Способность испытывать желание рождается в субъекте как полуосознанная тревога, ищущая выхода вовне, она предшествует встрече с объектом. Именно это состояние человеческой личности и направляет желание субъекта на поиск объекта, достойного желания — а именно на объект, уже ставший желанным для другого. Для обозначения отношения желающего субъекта с желающим другим Жирар вводит понятие образца-препятствия — соперника, выступающего одновременно и транслятором модели желания, и препятствием на пути к его удовлетворению.

Почему люди враждуют? Агрессия, зависть, козлы отпущения, чувство вины и новая солидарность в философии Рене Жирара

Термин skandalon, интересующий Жирара в связи с библейскими сюжетами, обладает сходными функциями — им обозначается «препятствие», «западня на дороге», «камень преткновения», а корень «скадзо» означает «хромать»: «Если собрать все употребления этого слова, на первый взгляд слишком разнородные, то нельзя не прийти к выводу, что скандалон — это препятствие в миметическом соперничестве, образец, который противодействует порывам своего подражателя-ученика и становится для него неисчерпаемым источником болезненного очарования. В Евангелиях скандалон — это никогда не материальный объект, но всегда Другой, или же я сам как отчужденный от Другого».

Схема, описывающая механизм миметического желания, получает у Жирара название «треугольника желания» (le désir triangulaire) или, в более поздний период — «треугольного соперничества». Это понятие появляется во многом благодаря критике психоаналитической модели эдипова треугольника, через анализ новоевропейской литературы и внимательную, детальную проработку таких фигур коллективного воображаемого, как соперничество, зависть и ревность.

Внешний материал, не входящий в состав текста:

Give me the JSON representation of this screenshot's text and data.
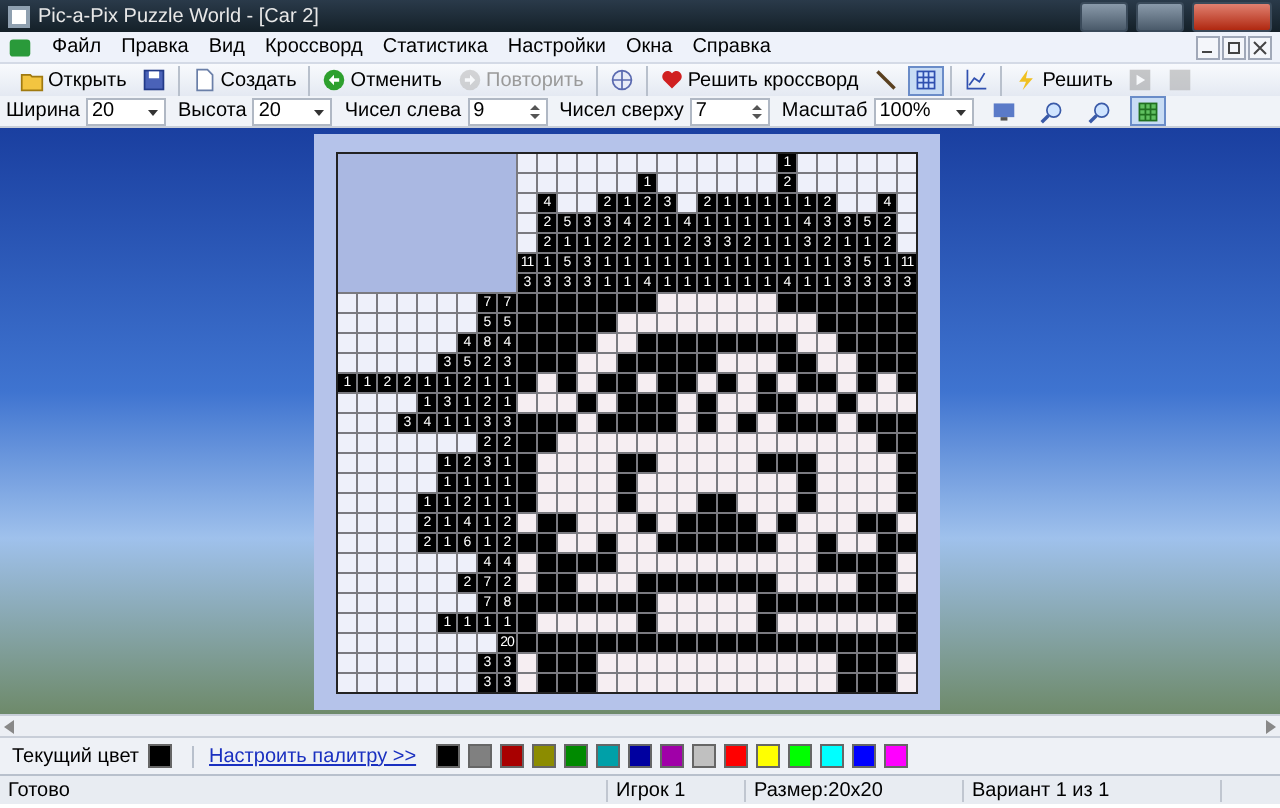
{
  "window": {
    "title": "Pic-a-Pix Puzzle World - [Car 2]"
  },
  "menu": [
    "Файл",
    "Правка",
    "Вид",
    "Кроссворд",
    "Статистика",
    "Настройки",
    "Окна",
    "Справка"
  ],
  "toolbar": [
    {
      "items": [
        {
          "label": "Открыть",
          "disabled": false,
          "pressed": false
        },
        {
          "disabled": false,
          "pressed": false
        }
      ]
    },
    {
      "items": [
        {
          "label": "Создать",
          "disabled": false,
          "pressed": false
        }
      ]
    },
    {
      "items": [
        {
          "label": "Отменить",
          "disabled": false,
          "pressed": false
        },
        {
          "label": "Повторить",
          "disabled": true,
          "pressed": false
        }
      ]
    },
    {
      "items": [
        {
          "disabled": false,
          "pressed": false
        }
      ]
    },
    {
      "items": [
        {
          "label": "Решить кроссворд",
          "disabled": false,
          "pressed": false
        },
        {
          "disabled": false,
          "pressed": false
        },
        {
          "disabled": false,
          "pressed": true
        }
      ]
    },
    {
      "items": [
        {
          "disabled": false,
          "pressed": false
        }
      ]
    },
    {
      "items": [
        {
          "label": "Решить",
          "disabled": false,
          "pressed": false
        },
        {
          "disabled": true,
          "pressed": false
        },
        {
          "disabled": true,
          "pressed": false
        }
      ]
    }
  ],
  "settings": [
    {
      "kind": "dropdown",
      "label": "Ширина",
      "value": "20"
    },
    {
      "kind": "dropdown",
      "label": "Высота",
      "value": "20"
    },
    {
      "kind": "spinner",
      "label": "Чисел слева",
      "value": "9"
    },
    {
      "kind": "spinner",
      "label": "Чисел сверху",
      "value": "7"
    },
    {
      "kind": "dropdown",
      "label": "Масштаб",
      "value": "100%"
    }
  ],
  "view_buttons": [
    {
      "pressed": false
    },
    {
      "pressed": false
    },
    {
      "pressed": false
    },
    {
      "pressed": true
    }
  ],
  "puzzle": {
    "column_clues": [
      [
        "11",
        "3"
      ],
      [
        "4",
        "2",
        "2",
        "1",
        "3"
      ],
      [
        "5",
        "1",
        "5",
        "3"
      ],
      [
        "3",
        "1",
        "3",
        "3"
      ],
      [
        "2",
        "3",
        "2",
        "1",
        "1"
      ],
      [
        "1",
        "4",
        "2",
        "1",
        "1"
      ],
      [
        "1",
        "2",
        "2",
        "1",
        "1",
        "4"
      ],
      [
        "3",
        "1",
        "1",
        "1",
        "1"
      ],
      [
        "4",
        "2",
        "1",
        "1"
      ],
      [
        "2",
        "1",
        "3",
        "1",
        "1"
      ],
      [
        "1",
        "1",
        "3",
        "1",
        "1"
      ],
      [
        "1",
        "1",
        "2",
        "1",
        "1"
      ],
      [
        "1",
        "1",
        "1",
        "1",
        "1"
      ],
      [
        "1",
        "2",
        "1",
        "1",
        "1",
        "1",
        "4"
      ],
      [
        "1",
        "4",
        "3",
        "1",
        "1"
      ],
      [
        "2",
        "3",
        "2",
        "1",
        "1"
      ],
      [
        "3",
        "1",
        "3",
        "3"
      ],
      [
        "5",
        "1",
        "5",
        "3"
      ],
      [
        "4",
        "2",
        "2",
        "1",
        "3"
      ],
      [
        "11",
        "3"
      ]
    ],
    "row_clues": [
      [
        "7",
        "7"
      ],
      [
        "5",
        "5"
      ],
      [
        "4",
        "8",
        "4"
      ],
      [
        "3",
        "5",
        "2",
        "3"
      ],
      [
        "1",
        "1",
        "2",
        "2",
        "1",
        "1",
        "2",
        "1",
        "1"
      ],
      [
        "1",
        "3",
        "1",
        "2",
        "1"
      ],
      [
        "3",
        "4",
        "1",
        "1",
        "3",
        "3"
      ],
      [
        "2",
        "2"
      ],
      [
        "1",
        "2",
        "3",
        "1"
      ],
      [
        "1",
        "1",
        "1",
        "1"
      ],
      [
        "1",
        "1",
        "2",
        "1",
        "1"
      ],
      [
        "2",
        "1",
        "4",
        "1",
        "2"
      ],
      [
        "2",
        "1",
        "6",
        "1",
        "2"
      ],
      [
        "4",
        "4"
      ],
      [
        "2",
        "7",
        "2"
      ],
      [
        "7",
        "8"
      ],
      [
        "1",
        "1",
        "1",
        "1"
      ],
      [
        "20"
      ],
      [
        "3",
        "3"
      ],
      [
        "3",
        "3"
      ]
    ],
    "cells": [
      [
        true,
        true,
        true,
        true,
        true,
        true,
        true,
        false,
        false,
        false,
        false,
        false,
        false,
        true,
        true,
        true,
        true,
        true,
        true,
        true
      ],
      [
        true,
        true,
        true,
        true,
        true,
        false,
        false,
        false,
        false,
        false,
        false,
        false,
        false,
        false,
        false,
        true,
        true,
        true,
        true,
        true
      ],
      [
        true,
        true,
        true,
        true,
        false,
        false,
        true,
        true,
        true,
        true,
        true,
        true,
        true,
        true,
        false,
        false,
        true,
        true,
        true,
        true
      ],
      [
        true,
        true,
        true,
        false,
        false,
        true,
        true,
        true,
        true,
        true,
        false,
        false,
        false,
        true,
        true,
        false,
        false,
        true,
        true,
        true
      ],
      [
        true,
        false,
        true,
        false,
        true,
        true,
        false,
        true,
        true,
        false,
        true,
        false,
        true,
        false,
        true,
        true,
        false,
        true,
        false,
        true
      ],
      [
        false,
        false,
        false,
        true,
        false,
        true,
        true,
        true,
        false,
        true,
        false,
        false,
        true,
        true,
        false,
        false,
        true,
        false,
        false,
        false
      ],
      [
        true,
        true,
        true,
        false,
        true,
        true,
        true,
        true,
        false,
        true,
        false,
        true,
        false,
        true,
        true,
        true,
        false,
        true,
        true,
        true
      ],
      [
        true,
        true,
        false,
        false,
        false,
        false,
        false,
        false,
        false,
        false,
        false,
        false,
        false,
        false,
        false,
        false,
        false,
        false,
        true,
        true
      ],
      [
        true,
        false,
        false,
        false,
        false,
        true,
        true,
        false,
        false,
        false,
        false,
        false,
        true,
        true,
        true,
        false,
        false,
        false,
        false,
        true
      ],
      [
        true,
        false,
        false,
        false,
        false,
        true,
        false,
        false,
        false,
        false,
        false,
        false,
        false,
        false,
        true,
        false,
        false,
        false,
        false,
        true
      ],
      [
        true,
        false,
        false,
        false,
        false,
        true,
        false,
        false,
        false,
        true,
        true,
        false,
        false,
        false,
        true,
        false,
        false,
        false,
        false,
        true
      ],
      [
        false,
        true,
        true,
        false,
        false,
        false,
        true,
        false,
        true,
        true,
        true,
        true,
        false,
        true,
        false,
        false,
        false,
        true,
        true,
        false
      ],
      [
        true,
        true,
        false,
        false,
        true,
        false,
        false,
        true,
        true,
        true,
        true,
        true,
        true,
        false,
        false,
        true,
        false,
        false,
        true,
        true
      ],
      [
        false,
        true,
        true,
        true,
        true,
        false,
        false,
        false,
        false,
        false,
        false,
        false,
        false,
        false,
        false,
        true,
        true,
        true,
        true,
        false
      ],
      [
        false,
        true,
        true,
        false,
        false,
        false,
        true,
        true,
        true,
        true,
        true,
        true,
        true,
        false,
        false,
        false,
        false,
        true,
        true,
        false
      ],
      [
        true,
        true,
        true,
        true,
        true,
        true,
        true,
        false,
        false,
        false,
        false,
        false,
        true,
        true,
        true,
        true,
        true,
        true,
        true,
        true
      ],
      [
        true,
        false,
        false,
        false,
        false,
        false,
        true,
        false,
        false,
        false,
        false,
        false,
        true,
        false,
        false,
        false,
        false,
        false,
        false,
        true
      ],
      [
        true,
        true,
        true,
        true,
        true,
        true,
        true,
        true,
        true,
        true,
        true,
        true,
        true,
        true,
        true,
        true,
        true,
        true,
        true,
        true
      ],
      [
        false,
        true,
        true,
        true,
        false,
        false,
        false,
        false,
        false,
        false,
        false,
        false,
        false,
        false,
        false,
        false,
        true,
        true,
        true,
        false
      ],
      [
        false,
        true,
        true,
        true,
        false,
        false,
        false,
        false,
        false,
        false,
        false,
        false,
        false,
        false,
        false,
        false,
        true,
        true,
        true,
        false
      ]
    ]
  },
  "palette": {
    "current": {
      "label": "Текущий цвет",
      "color": "#000000"
    },
    "link": "Настроить палитру >>",
    "colors": [
      {
        "color": "#000000"
      },
      {
        "color": "#808080"
      },
      {
        "color": "#a80000"
      },
      {
        "color": "#8c8c00"
      },
      {
        "color": "#008a00"
      },
      {
        "color": "#00a0a8"
      },
      {
        "color": "#0000a0"
      },
      {
        "color": "#a000a8"
      },
      {
        "color": "#c0c0c0"
      },
      {
        "color": "#ff0000"
      },
      {
        "color": "#ffff00"
      },
      {
        "color": "#00ff00"
      },
      {
        "color": "#00ffff"
      },
      {
        "color": "#0000ff"
      },
      {
        "color": "#ff00ff"
      }
    ]
  },
  "status_bar": [
    "Готово",
    "Игрок 1",
    "Размер:20x20",
    "Вариант 1 из 1"
  ]
}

В заочной полемике с Фрейдом Жирар вырисовывает собственное понимание треугольника, основанное не на переживании субъектом тяги к матери и зависти к отцу, но на более общем основании желающего мимесиса, вмещающего в себя игру перемещающихся и взаимопроникающих ролей.

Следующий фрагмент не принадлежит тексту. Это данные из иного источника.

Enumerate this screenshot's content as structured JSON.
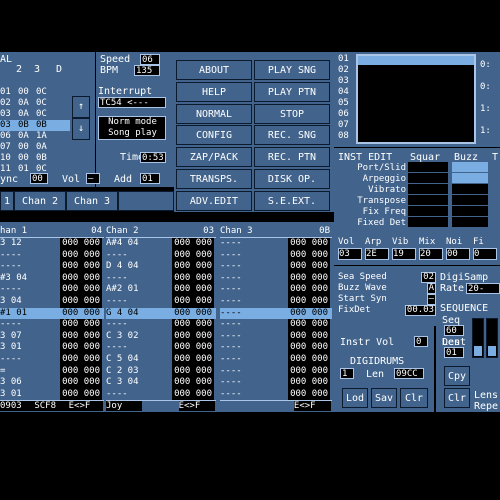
{
  "left_panel": {
    "header_fragment": "AL",
    "col_headers": [
      "2",
      "3",
      "D"
    ],
    "rows": [
      {
        "a": "",
        "b": "",
        "c": "",
        "d": ""
      },
      {
        "a": "01",
        "b": "00",
        "c": "0C",
        "d": ""
      },
      {
        "a": "02",
        "b": "0A",
        "c": "0C",
        "d": ""
      },
      {
        "a": "03",
        "b": "0A",
        "c": "0C",
        "d": ""
      },
      {
        "a": "03",
        "b": "0B",
        "c": "0B",
        "d": ""
      },
      {
        "a": "06",
        "b": "0A",
        "c": "1A",
        "d": ""
      },
      {
        "a": "07",
        "b": "00",
        "c": "0A",
        "d": ""
      },
      {
        "a": "10",
        "b": "00",
        "c": "0B",
        "d": ""
      },
      {
        "a": "11",
        "b": "01",
        "c": "0C",
        "d": ""
      }
    ],
    "up_arrow": "↑",
    "down_arrow": "↓",
    "sync_label": "ync",
    "sync_value": "00",
    "vol_label": "Vol",
    "vol_value": "—",
    "add_label": "Add",
    "add_value": "01"
  },
  "speed": {
    "speed_label": "Speed",
    "speed_value": "06",
    "bpm_label": "BPM",
    "bpm_value": "135"
  },
  "interrupt": {
    "label": "Interrupt",
    "value": "TC54 <---"
  },
  "mode_box": {
    "line1": "Norm mode",
    "line2": "Song play"
  },
  "time": {
    "label": "Time",
    "value": "0:53"
  },
  "menu_buttons": [
    [
      "ABOUT",
      "PLAY SNG"
    ],
    [
      "HELP",
      "PLAY PTN"
    ],
    [
      "NORMAL",
      "STOP"
    ],
    [
      "CONFIG",
      "REC. SNG"
    ],
    [
      "ZAP/PACK",
      "REC. PTN"
    ],
    [
      "TRANSPS.",
      "DISK OP."
    ],
    [
      "ADV.EDIT",
      "S.E.EXT."
    ]
  ],
  "chan_tabs": [
    "1",
    "Chan 2",
    "Chan 3"
  ],
  "pattern_list": [
    "01",
    "02",
    "03",
    "04",
    "05",
    "06",
    "07",
    "08"
  ],
  "right_edge_numbers": [
    "0:",
    "0:",
    "1:",
    "1:"
  ],
  "inst_edit": {
    "title": "INST EDIT",
    "labels": [
      "Port/Slid",
      "Arpeggio",
      "Vibrato",
      "Transpose",
      "Fix Freq",
      "Fixed Det"
    ],
    "squar_label": "Squar",
    "buzz_label": "Buzz",
    "t_label": "T"
  },
  "param_headers": [
    "Vol",
    "Arp",
    "Vib",
    "Mix",
    "Noi",
    "Fi"
  ],
  "param_values": [
    "03",
    "2E",
    "19",
    "20",
    "00",
    "0"
  ],
  "snd_params": {
    "labels": [
      "Sea Speed",
      "Buzz Wave",
      "Start Syn",
      "FixDet"
    ],
    "values": [
      "02",
      "A",
      "—",
      "00.03"
    ]
  },
  "digisamp": {
    "label": "DigiSamp",
    "rate_label": "Rate",
    "rate_value": "20-"
  },
  "instr_vol": {
    "label": "Instr Vol",
    "value": "0"
  },
  "digidrums": {
    "title": "DIGIDRUMS",
    "num": "1",
    "len_label": "Len",
    "len_value": "09CC"
  },
  "bottom_buttons": [
    "Lod",
    "Sav",
    "Clr"
  ],
  "sequence": {
    "title": "SEQUENCE",
    "seq_label": "Seq",
    "seq_value": "60",
    "len_label": "Len",
    "len_value": "01",
    "dest_label": "Dest",
    "dest_value": "01",
    "cpy": "Cpy",
    "clr": "Clr",
    "lens_label": "Lens",
    "repe_label": "Repe"
  },
  "channels": [
    {
      "name": "han 1",
      "num": "04",
      "rows": [
        {
          "note": "3 12",
          "v": "000 000"
        },
        {
          "note": "----",
          "v": "000 000"
        },
        {
          "note": "----",
          "v": "000 000"
        },
        {
          "note": "#3 04",
          "v": "000 000"
        },
        {
          "note": "----",
          "v": "000 000"
        },
        {
          "note": "3 04",
          "v": "000 000"
        },
        {
          "note": "#1 01",
          "v": "000 000"
        },
        {
          "note": "----",
          "v": "000 000"
        },
        {
          "note": "3 07",
          "v": "000 000"
        },
        {
          "note": "3 01",
          "v": "000 000"
        },
        {
          "note": "----",
          "v": "000 000"
        },
        {
          "note": "=",
          "v": "000 000"
        },
        {
          "note": "3 06",
          "v": "000 000"
        },
        {
          "note": "3 01",
          "v": "000 000"
        }
      ],
      "footer": [
        "0903",
        "SCF8",
        "E<>F"
      ]
    },
    {
      "name": "Chan 2",
      "num": "03",
      "rows": [
        {
          "note": "A#4 04",
          "v": "000 000"
        },
        {
          "note": "----",
          "v": "000 000"
        },
        {
          "note": "D 4 04",
          "v": "000 000"
        },
        {
          "note": "----",
          "v": "000 000"
        },
        {
          "note": "A#2 01",
          "v": "000 000"
        },
        {
          "note": "----",
          "v": "000 000"
        },
        {
          "note": "G 4 04",
          "v": "000 000"
        },
        {
          "note": "----",
          "v": "000 000"
        },
        {
          "note": "C 3 02",
          "v": "000 000"
        },
        {
          "note": "----",
          "v": "000 000"
        },
        {
          "note": "C 5 04",
          "v": "000 000"
        },
        {
          "note": "C 2 03",
          "v": "000 000"
        },
        {
          "note": "C 3 04",
          "v": "000 000"
        },
        {
          "note": "----",
          "v": "000 000"
        }
      ],
      "footer": [
        "Joy",
        "",
        "E<>F"
      ]
    },
    {
      "name": "Chan 3",
      "num": "0B",
      "rows": [
        {
          "note": "----",
          "v": "000 000"
        },
        {
          "note": "----",
          "v": "000 000"
        },
        {
          "note": "----",
          "v": "000 000"
        },
        {
          "note": "----",
          "v": "000 000"
        },
        {
          "note": "----",
          "v": "000 000"
        },
        {
          "note": "----",
          "v": "000 000"
        },
        {
          "note": "----",
          "v": "000 000"
        },
        {
          "note": "----",
          "v": "000 000"
        },
        {
          "note": "----",
          "v": "000 000"
        },
        {
          "note": "----",
          "v": "000 000"
        },
        {
          "note": "----",
          "v": "000 000"
        },
        {
          "note": "----",
          "v": "000 000"
        },
        {
          "note": "----",
          "v": "000 000"
        },
        {
          "note": "----",
          "v": "000 000"
        }
      ],
      "footer": [
        "",
        "",
        "E<>F"
      ]
    }
  ],
  "selected_row_index": 6,
  "colors": {
    "panel": "#42648c",
    "highlight": "#7aaee2",
    "dark": "#000000"
  }
}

Конфликт как кризис различий: треугольник соперничества

Обезразличенность, спровоцированная соперничеством, вводит участников миметического процесса в то состояние, в котором больше не действует система запретов, не работают механизмы контроля и нивелируются все возможные нормы, и каждый может стать соперником каждого. Причинно-следственные связи перестают работать в обычном режиме, рациональность дает сбои, а явления соединяются между собой в чудовищном, фантасмагорическом порядке.

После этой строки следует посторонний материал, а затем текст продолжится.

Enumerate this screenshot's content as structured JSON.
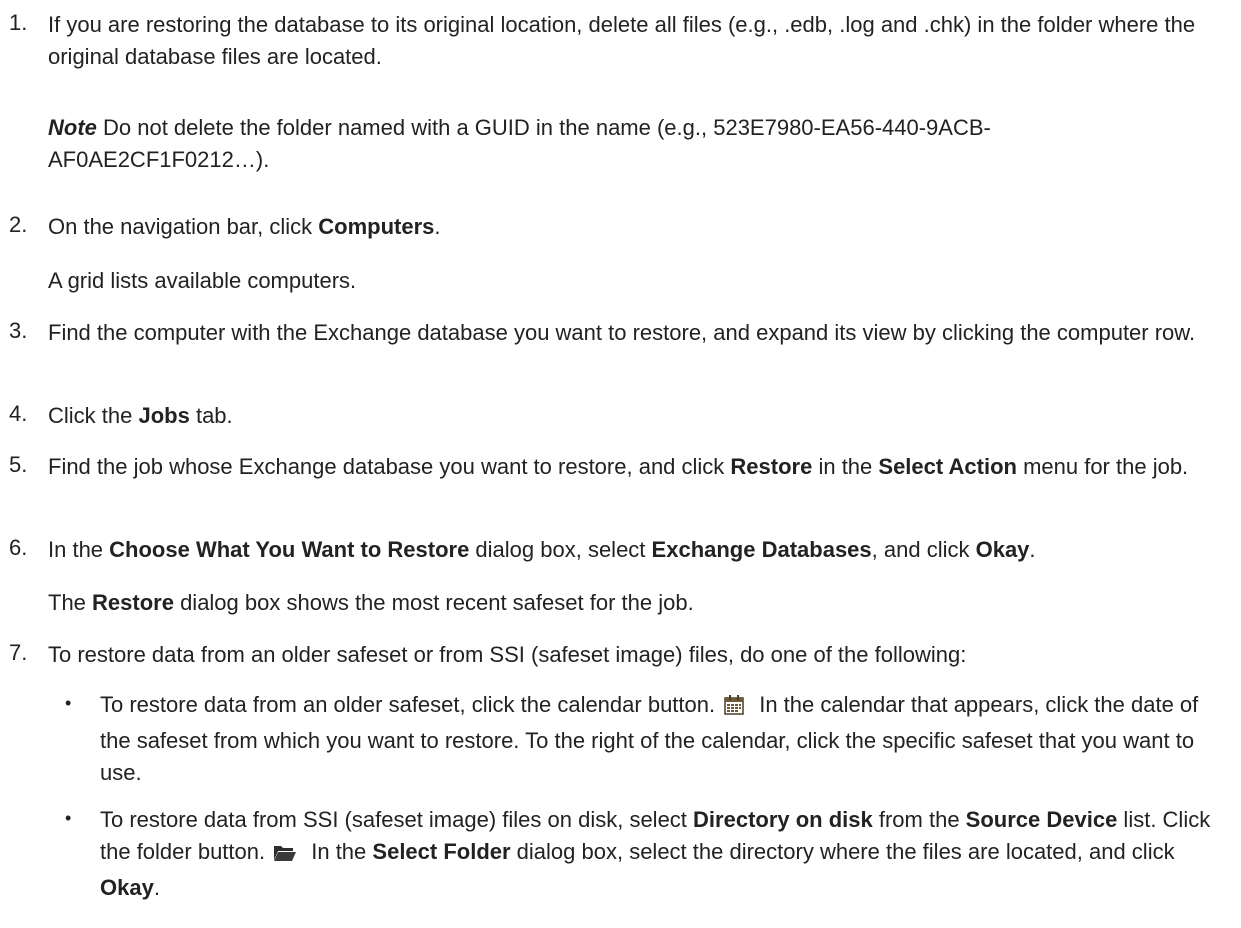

Страх перед зеркалами и двойниками, мистическая аура вокруг близнецов и отражений, репрезентированная в многочисленных приметах, ритуалах и предостережениях всех народов мира, фундирована ужасом перед этой утратой различий, растворением всякой индивидуальности, иными словами — перед дознаковым и доинституциональным состоянием общества, отраженном в представлениях о первородном хаосе.

Классический антропологический спор о первенстве мифа и ритуала в жирардианской оптике нивелируется, поскольку и тот и другой имеют одну и ту же природу — страх перед заразностью миметического соперничества, подводящий к необходимости структурировать социальную реальность — как через конструирующий реальность рассказ (в мифе), так и через конструирующее реальность действие (в ритуале).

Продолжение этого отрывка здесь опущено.